Some men, however, are embarrassed by the bumps because they are afraid someone will think they are an STI, and want to have them removed. Carbon dioxide laser removal is the best and most effective treatment for their removal, but it can result in scarring or infection.

A sexually transmitted infection that can resemble pearly penile papules, is genital warts.

Genital warts are caused by the human papilloma virus, the most common sexually transmitted infection.

Genital warts may appear as a single wart or a collection of warts around the penis. They may be smooth or have a cauliflower-like appearance. Treatment of genital warts varies based on the number of warts present and their location.

Only someone who has actually seen the lesions can accurately differentiate and diagnose what they are, so it is best to visit your doctor and let them take a look.


Q There is this young lady in my community. I really like her, but every time I try to talk to her when I see her, she never replies; she just walks right pass me. I remember an instance when I saw her and asked her if I could get to know her. She said, 'Why you want to know me for?' She is playing hard to get.

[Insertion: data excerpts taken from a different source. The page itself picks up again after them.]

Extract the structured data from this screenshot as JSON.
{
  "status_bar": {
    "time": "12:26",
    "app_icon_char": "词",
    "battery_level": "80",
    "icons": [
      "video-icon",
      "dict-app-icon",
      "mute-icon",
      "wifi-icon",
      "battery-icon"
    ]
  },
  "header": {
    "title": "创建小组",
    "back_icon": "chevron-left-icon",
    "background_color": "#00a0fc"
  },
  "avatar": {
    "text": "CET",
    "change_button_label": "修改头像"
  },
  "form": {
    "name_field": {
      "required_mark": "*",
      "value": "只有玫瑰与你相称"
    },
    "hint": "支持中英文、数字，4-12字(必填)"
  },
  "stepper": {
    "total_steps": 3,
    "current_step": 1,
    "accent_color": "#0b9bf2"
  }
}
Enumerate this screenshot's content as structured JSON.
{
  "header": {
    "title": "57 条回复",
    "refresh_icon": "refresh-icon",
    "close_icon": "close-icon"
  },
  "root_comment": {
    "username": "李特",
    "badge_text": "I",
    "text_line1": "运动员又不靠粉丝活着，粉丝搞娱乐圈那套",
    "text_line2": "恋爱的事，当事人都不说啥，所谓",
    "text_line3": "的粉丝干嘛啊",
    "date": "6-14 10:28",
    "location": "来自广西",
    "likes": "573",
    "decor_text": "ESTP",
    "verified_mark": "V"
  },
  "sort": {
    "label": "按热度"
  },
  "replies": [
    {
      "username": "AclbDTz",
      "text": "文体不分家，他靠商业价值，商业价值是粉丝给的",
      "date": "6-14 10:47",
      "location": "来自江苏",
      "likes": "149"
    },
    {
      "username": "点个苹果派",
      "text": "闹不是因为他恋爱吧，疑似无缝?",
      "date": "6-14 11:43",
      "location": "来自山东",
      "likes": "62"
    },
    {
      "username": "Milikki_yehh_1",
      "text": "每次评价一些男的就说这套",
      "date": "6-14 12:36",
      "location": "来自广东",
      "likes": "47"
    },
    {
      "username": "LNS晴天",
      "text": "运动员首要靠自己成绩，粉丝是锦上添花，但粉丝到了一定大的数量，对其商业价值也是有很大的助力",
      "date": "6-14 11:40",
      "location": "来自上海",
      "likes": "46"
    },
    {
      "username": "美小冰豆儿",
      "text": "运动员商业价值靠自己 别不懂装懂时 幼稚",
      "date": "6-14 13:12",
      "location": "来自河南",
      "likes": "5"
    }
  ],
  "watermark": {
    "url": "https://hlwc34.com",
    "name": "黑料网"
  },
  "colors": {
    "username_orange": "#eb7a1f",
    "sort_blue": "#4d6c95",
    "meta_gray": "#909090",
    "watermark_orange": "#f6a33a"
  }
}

I want to give up, but every time I see her, sometimes I try to talk to her, sometimes I don't. What should I do, Doc?

A Thank you for this question. I do understand that such a scenario can be frustrating. However, it is best to respect her wishes. She actually may not be playing hard to get, but may have numerous reasons for her response to you. She may already have a boyfriend, or be preoccupied with other things in her life, such as work, school or family issues, and might genuinely not be interested in a relationship, or be in an emotional place to entertain any new friendships at the moment. To persist or force a response that you would prefer, can be seen as harassment, and result in an even worse response or outcome than what is present now. With time, she may become more receptive to you, so for now, just be polite and cordial and find something to distract you from your feelings for her; a new sport or hobby maybe.